So, 17. Dezember 2017

Sprachförderung

07.01.2013 16:29

Schmied-Konzept: Drei Jahre Zeit für zwei Klassen

In Wien sollen künftig nur Kinder mit ausreichenden Deutschkenntnissen am normalen Unterricht teilnehmen dürfen. Nun legt Bildungsministerin Claudia Schmied ihr Konzept vor: Demnach sollen Schüler mit Sprachproblemen drei Jahre in den ersten zwei Klassen sitzen.
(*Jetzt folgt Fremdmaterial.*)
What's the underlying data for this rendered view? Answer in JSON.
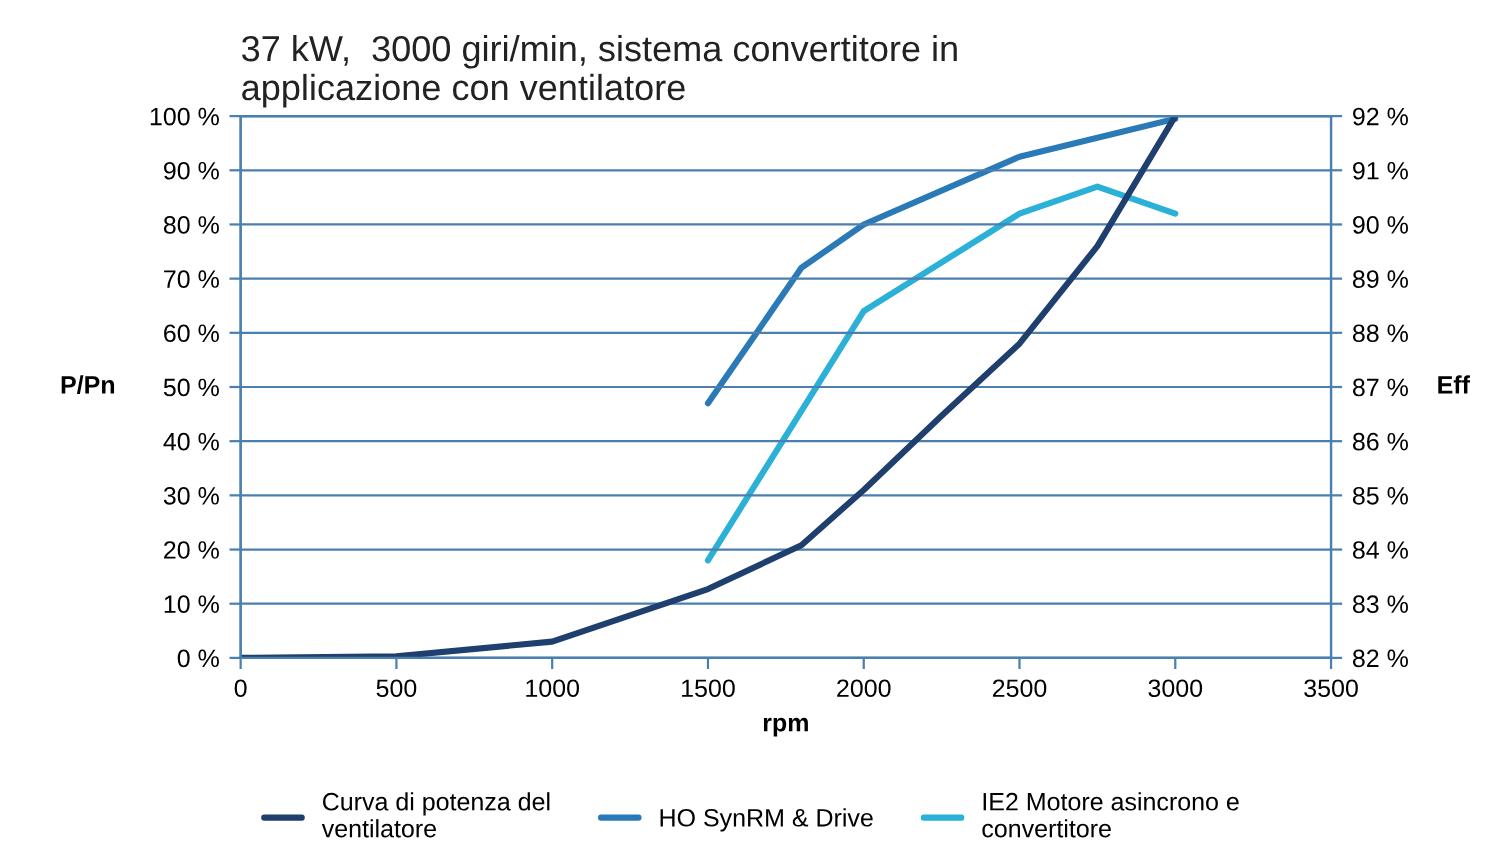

Das Wiener Modell - eigene Vorschulklassen für Kinder mit Sprachdefiziten - sei gesetzeskonform und begrüßenswert, so Ministerin Schmied, die diese Form der Sprachförderung bisher als "Ghettoklassen" bezeichnet und stets abgelehnt hatte. Nun heißt es: "Das ist ein Schritt in die richtige Richtung." Das Konzept werde von Experten des Ministeriums weiterentwickelt.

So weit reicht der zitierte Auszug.